A Miami-Dade machine reported an errant vote total in the 2004 general election. Some changes have occurred.

Published June 14, 2005

TALLAHASSEE - A malfunction with a single Miami-Dade touch screen voting machine last year is quietly prompting renewed scrutiny of Florida's infamous election process.

Disclosed less than a month ago after a citizen watchdog took a look, the glitch during the 2004 general election resulted in Miami-Dade reporting 171 more votes at a precinct than there were voters who showed up.

State lawmakers approved a little-noticed plan last month that requires counties to double-check official vote totals against the number of voters who cast ballots. Gov. Jeb Bush is expected to sign the bill.

Meanwhile, Miami-Dade's new elections supervisor has recommended replacing touch screen machines with older optical scan technology, in which voters mark a paper ballot that is read by a machine.

Touch screen machines, which are similar to automated teller machines, were heralded in the wake of the 2000 recount debacle as the cost-effective answer for big counties, particularly those that must provide multilingual ballots.

Miami-Dade bought the machines from Election Systems & Software, one of a small group of state-certified vendors. Pasco County also uses ES&S machines, while Hillsborough and Pinellas use touch screen machines made by Sequoia Voting Systems.

Miami-Dade Elections Supervisor Lester Sola, in a memo to County Manager George Burgess, said optical scan technology would increase voter confidence and reduce long-term elections costs. The November 2004 election cost Miami-Dade $6.6-million, twice what county officials anticipated.

"Voters ... remain uneasy about the lack of a paper record that is independent of the equipment on which the votes are cast," Sola wrote after two months on the job.

Sola said the county's $24.5-million original cost was just part of the long-term cost to maintain and expand the system.

The County Commission is expected to take up the issue within a month.

State officials said Monday they are confident that ES&S has created a software fix, expected to be distributed in the next month, that will prevent such glitches in the future.
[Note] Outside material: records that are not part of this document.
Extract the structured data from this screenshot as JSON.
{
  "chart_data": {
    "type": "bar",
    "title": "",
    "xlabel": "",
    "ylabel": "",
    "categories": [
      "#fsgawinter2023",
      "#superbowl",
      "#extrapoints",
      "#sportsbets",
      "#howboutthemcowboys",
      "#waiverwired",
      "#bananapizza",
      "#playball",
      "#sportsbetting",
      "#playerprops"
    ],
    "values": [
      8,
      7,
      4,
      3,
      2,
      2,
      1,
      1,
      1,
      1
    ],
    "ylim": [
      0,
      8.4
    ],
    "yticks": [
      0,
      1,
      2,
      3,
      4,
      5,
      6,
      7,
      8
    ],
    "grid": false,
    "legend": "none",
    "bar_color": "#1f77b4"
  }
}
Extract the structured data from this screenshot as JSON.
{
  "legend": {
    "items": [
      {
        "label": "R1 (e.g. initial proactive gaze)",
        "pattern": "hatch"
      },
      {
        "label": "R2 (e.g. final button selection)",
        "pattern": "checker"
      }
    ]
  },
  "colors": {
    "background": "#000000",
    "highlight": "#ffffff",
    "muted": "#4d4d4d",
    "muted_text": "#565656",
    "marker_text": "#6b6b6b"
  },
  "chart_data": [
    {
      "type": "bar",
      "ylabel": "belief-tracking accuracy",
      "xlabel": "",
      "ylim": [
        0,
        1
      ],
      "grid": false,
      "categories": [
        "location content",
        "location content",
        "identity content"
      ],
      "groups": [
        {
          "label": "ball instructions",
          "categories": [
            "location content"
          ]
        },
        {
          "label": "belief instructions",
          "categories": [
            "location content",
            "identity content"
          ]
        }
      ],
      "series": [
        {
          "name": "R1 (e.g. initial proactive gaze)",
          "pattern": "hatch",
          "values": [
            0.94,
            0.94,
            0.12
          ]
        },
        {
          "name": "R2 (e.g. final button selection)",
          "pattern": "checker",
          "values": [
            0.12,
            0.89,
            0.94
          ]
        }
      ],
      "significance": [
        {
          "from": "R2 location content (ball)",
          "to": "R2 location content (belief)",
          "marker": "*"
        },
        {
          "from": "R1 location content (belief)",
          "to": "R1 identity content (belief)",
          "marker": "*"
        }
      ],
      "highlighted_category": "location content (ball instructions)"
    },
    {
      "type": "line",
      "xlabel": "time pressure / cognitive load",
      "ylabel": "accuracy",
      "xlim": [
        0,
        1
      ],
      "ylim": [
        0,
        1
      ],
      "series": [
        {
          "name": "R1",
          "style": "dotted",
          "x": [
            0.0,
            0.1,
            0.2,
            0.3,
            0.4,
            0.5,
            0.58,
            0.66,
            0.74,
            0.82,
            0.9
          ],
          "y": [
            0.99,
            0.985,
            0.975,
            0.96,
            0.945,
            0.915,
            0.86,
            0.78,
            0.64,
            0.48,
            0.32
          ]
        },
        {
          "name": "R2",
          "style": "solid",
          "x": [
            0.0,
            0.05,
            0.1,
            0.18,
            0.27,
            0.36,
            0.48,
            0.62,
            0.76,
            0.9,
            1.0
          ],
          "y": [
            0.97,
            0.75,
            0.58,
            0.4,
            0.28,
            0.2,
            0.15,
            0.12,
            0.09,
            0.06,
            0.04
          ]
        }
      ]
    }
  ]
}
Until then, the county has undertaken new procedures to identify similar problems, said Miami-Dade elections spokesman Seth Kaplan. "Had we known where to look, had we looked, we could have seen what happened in Precinct 816," Kaplan said.

But such assurances don't satisfy members of Miami-Dade Election Reform Commission, which first publicized the problem.

In a hearing before state elections employees Monday over rules governing touch screen recounts, University of Miami law professor Martha Mahoney urged the state to spell out how poll workers should tally the number of voters casting ballots.

The group, whose members monitored 88 polling sites in Miami-Dade County during the 2004 primary and general elections, found that even though signature tallies are required, poll workers often conduct the count haphazardly.

In a report last month, the group said it found that some poll workers simply used the ballot number from the machine tallies to fill in the form, defeating the purpose of a separate number to judge the technology's accuracy.